I particularly loved casting Queen’s Elizabeth’s younger brother, David Bowes-Lyon, in the role of co-conspirator and snake in the grass. And how the two of them set about causing concern and doubt about Philip’s character.
What was the road to becoming a published author like for you?
I hate to say it but it was not a struggle. I had no idea what the world of publishing was all about, or even that it was possible to be published. I just wrote a book. Our youngest daughter went off to college and all of a sudden I had all this time on my hands! One rainy day in October in 2011 I didn’t want to look for a job, so I wrote what was to become DEATH OF A DISHONORABLE GENTLEMAN just to see if I could complete a full novel. And it consumed me.

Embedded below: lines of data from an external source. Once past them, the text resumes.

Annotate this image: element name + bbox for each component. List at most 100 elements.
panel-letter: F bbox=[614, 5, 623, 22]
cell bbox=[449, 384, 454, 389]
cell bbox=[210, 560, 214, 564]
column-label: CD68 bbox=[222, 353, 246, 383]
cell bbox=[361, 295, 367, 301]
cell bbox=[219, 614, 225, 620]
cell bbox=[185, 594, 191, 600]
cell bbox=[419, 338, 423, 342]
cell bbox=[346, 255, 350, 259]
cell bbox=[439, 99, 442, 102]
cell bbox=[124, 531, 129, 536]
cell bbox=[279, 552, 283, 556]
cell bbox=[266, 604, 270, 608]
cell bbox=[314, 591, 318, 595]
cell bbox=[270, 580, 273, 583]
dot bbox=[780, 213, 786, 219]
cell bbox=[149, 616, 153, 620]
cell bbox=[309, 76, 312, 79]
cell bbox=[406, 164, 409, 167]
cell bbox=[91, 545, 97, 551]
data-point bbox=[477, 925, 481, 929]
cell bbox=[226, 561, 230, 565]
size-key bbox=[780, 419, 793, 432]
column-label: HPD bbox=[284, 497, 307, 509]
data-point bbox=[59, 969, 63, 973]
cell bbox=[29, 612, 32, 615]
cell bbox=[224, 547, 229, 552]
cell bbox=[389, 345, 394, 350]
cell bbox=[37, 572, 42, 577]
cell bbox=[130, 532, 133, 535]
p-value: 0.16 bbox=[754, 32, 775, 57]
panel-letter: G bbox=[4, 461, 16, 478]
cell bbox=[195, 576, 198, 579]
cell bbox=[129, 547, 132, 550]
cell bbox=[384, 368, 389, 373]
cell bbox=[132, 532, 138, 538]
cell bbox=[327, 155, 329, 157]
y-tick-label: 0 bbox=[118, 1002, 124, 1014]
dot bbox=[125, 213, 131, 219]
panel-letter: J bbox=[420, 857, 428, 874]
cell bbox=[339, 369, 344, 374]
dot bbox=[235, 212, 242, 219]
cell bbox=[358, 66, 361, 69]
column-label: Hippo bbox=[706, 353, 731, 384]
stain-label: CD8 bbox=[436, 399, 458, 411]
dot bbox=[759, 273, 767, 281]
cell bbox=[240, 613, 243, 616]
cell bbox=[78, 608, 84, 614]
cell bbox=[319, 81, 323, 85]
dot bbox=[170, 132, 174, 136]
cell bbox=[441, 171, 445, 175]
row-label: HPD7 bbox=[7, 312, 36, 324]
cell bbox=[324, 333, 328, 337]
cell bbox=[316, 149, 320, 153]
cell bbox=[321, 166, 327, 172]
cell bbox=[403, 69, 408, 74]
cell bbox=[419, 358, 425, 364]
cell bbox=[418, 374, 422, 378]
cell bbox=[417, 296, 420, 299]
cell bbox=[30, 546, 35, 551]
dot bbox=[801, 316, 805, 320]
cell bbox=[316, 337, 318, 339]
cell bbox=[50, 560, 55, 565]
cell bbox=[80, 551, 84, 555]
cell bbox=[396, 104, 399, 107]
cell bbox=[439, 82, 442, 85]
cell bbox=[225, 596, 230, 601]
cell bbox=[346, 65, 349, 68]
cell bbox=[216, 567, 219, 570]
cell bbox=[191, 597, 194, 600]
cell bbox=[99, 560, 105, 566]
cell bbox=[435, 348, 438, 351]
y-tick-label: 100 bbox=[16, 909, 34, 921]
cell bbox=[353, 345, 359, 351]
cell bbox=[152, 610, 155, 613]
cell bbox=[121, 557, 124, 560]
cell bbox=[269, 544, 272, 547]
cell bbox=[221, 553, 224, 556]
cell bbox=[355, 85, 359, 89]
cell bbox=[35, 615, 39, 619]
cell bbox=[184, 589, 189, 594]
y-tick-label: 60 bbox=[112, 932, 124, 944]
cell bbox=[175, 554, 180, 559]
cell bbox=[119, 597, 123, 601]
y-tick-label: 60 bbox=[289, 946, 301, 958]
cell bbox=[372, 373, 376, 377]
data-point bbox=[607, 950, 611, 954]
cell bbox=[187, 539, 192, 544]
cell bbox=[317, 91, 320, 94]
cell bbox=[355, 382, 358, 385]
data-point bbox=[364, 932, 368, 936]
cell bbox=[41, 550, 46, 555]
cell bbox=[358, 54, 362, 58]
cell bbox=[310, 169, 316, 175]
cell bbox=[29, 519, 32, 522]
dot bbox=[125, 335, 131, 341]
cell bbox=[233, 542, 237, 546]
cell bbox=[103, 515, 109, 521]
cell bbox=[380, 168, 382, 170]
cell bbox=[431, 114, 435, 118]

It took me at least another year to be accepted by a literary agent. But I found Kevan Lyon and after she had straightened me up a bit and I had done some serious re-writes she sold the book in five weeks. I was absolutely blown away! I should add that the struggle is all about remaining a published author—it really keeps me on my toes!
What’s the best and the worst writing advice you have received?
The best advice: write the story. Don’t go over it as you write, just keep going. Put down the words on paper all the way to the story’s conclusion. Then you can go back and shape it. The first draft may be a bit of a mess, but the energy is there.
The worst: join a writers’ group. It was one of the most intimidating experiences, far worse than boarding school. I had to quietly creep away, otherwise I honestly don’t think I would have ever completed my first book. There was and is only one way for me to accomplish writing a book, and that is to shut myself away and immerse myself in the world I create.
What’s next for you?
Another standalone historical novel, about the dynamic and superbly talented Lucy Duff Gordon, who started a fashion empire in the late 1890s to keep her and her five year old daughter financially afloat after she was abandoned by her husband.
In a time when women from good families were expected to look beautiful and be content with producing children and running their elegant houses this woman triumphed in the competitive London world of dress making. She became the Queen of Haute Couture working under her “Lucile” and went on to open Lucile fashion houses in New York, Chicago and even Paris. She led the exquisite fashion trends of 1890s through the turn of the century, the first world war and out the other side! I was drawn to her immense courage and her resilience. Lucy is also famous for having survived the sinking of the Titanic! A DRESS OF VIOLET TAFFETA releases in the summer of 2022.
Lastly, do you have any book recommendations for our readers?
I am a huge Donna Leon fan. I love her Brunetti series set in Venice—mainly because she describes food so well and Brunetti is such a wonderfully complex and sympathetic character. Transient Desires is Leon’s 30th book, so if you have never read the Brunetti series you have many to keep you enthralled.